Selon lui, les conducteurs drogués se distinguent par des yeux rougis, des pupilles dilatées ou dégagent une légère odeur sucrée, typique du cannabis. Souvent, ils sont avachis derrière leur volant, présentent des signes de défaillance ou ne sont pas capables de marcher droit. Certains rencontrent aussi de gros problèmes de coordination dans leurs mouvements et parviennent à peine à sortir de leur voiture, explique-t-il.

150 accidents graves par an

Le bureau de prévention des accidents (BPA) fait le même constat. «Environ 150 accidents graves par an sont dus à la consommation de drogues ou de médicaments», explique son porte-parole Marc Kipfer. Et ce ne serait que la pointe de l'iceberg selon lui puisque nombre de conducteurs drogués n'ont jamais été ou ne seront jamais pincés.

Comment expliquer ce phénomène? Selon les spécialistes interrogés par «20 Minuten», la consommation de drogues est bien plus répandue qu'avant. Et elles sont devenues très populaires dans les fêtes.

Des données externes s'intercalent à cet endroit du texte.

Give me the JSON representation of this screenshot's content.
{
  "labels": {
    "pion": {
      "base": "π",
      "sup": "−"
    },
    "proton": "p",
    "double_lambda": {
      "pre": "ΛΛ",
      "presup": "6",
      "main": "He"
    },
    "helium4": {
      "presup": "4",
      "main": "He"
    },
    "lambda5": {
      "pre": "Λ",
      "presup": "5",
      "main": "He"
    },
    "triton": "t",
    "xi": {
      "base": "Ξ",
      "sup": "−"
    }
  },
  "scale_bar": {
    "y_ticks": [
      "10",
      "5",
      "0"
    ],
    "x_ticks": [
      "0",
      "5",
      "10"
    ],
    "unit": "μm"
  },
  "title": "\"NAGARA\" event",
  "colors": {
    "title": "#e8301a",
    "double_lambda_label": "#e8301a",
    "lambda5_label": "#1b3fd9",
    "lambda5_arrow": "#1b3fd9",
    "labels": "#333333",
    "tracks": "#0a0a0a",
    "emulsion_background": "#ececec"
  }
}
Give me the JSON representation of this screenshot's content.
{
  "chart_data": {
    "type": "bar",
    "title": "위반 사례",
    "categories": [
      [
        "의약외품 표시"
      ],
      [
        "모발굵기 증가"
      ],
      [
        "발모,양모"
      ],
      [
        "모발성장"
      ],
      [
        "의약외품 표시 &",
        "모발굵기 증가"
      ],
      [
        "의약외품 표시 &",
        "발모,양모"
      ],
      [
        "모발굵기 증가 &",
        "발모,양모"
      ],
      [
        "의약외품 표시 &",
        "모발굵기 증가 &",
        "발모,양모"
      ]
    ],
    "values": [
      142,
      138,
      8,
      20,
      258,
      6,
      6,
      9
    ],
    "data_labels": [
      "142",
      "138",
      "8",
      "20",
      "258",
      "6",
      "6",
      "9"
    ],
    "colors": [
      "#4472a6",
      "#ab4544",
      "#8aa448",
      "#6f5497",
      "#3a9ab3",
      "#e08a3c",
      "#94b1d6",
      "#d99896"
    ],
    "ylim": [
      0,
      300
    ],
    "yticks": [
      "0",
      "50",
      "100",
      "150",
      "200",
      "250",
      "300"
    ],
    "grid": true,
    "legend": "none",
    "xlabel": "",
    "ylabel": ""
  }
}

Les amphétamines comme le Speed ou la cocaïne seraient même devenues banales. Comme ils stimulent et tiennent les fêtards éveillés, certains estiment qu'ils peuvent du coup conduire sans problème en compensant par un surcroît d'attention. Hic: les réactions des personnes défoncées sont retardées et leur perception de la route est faussée.

Appel à plus de prévention

Du coup, la CCPCS appelle à une meilleure prévention. «Elle est nécessaire à un stade précoce», estime Damian Meier. «Nous devons donc sensibiliser les jeunes à toutes les conséquences de la consommation de drogues». Le problème est que comme les drogues sont interdites, il est difficile de lancer une campagne classique.

La prévention pourrait dès lors prendre la forme d'affichettes dans les toilettes des clubs par exemple. Les flyers expliqueraient les dangers encourus et rappelleraient que d'être pincé au volant sous l'influence de la drogue est passible de lourdes amendes, de longs retraits de permis et autres petits désagréments.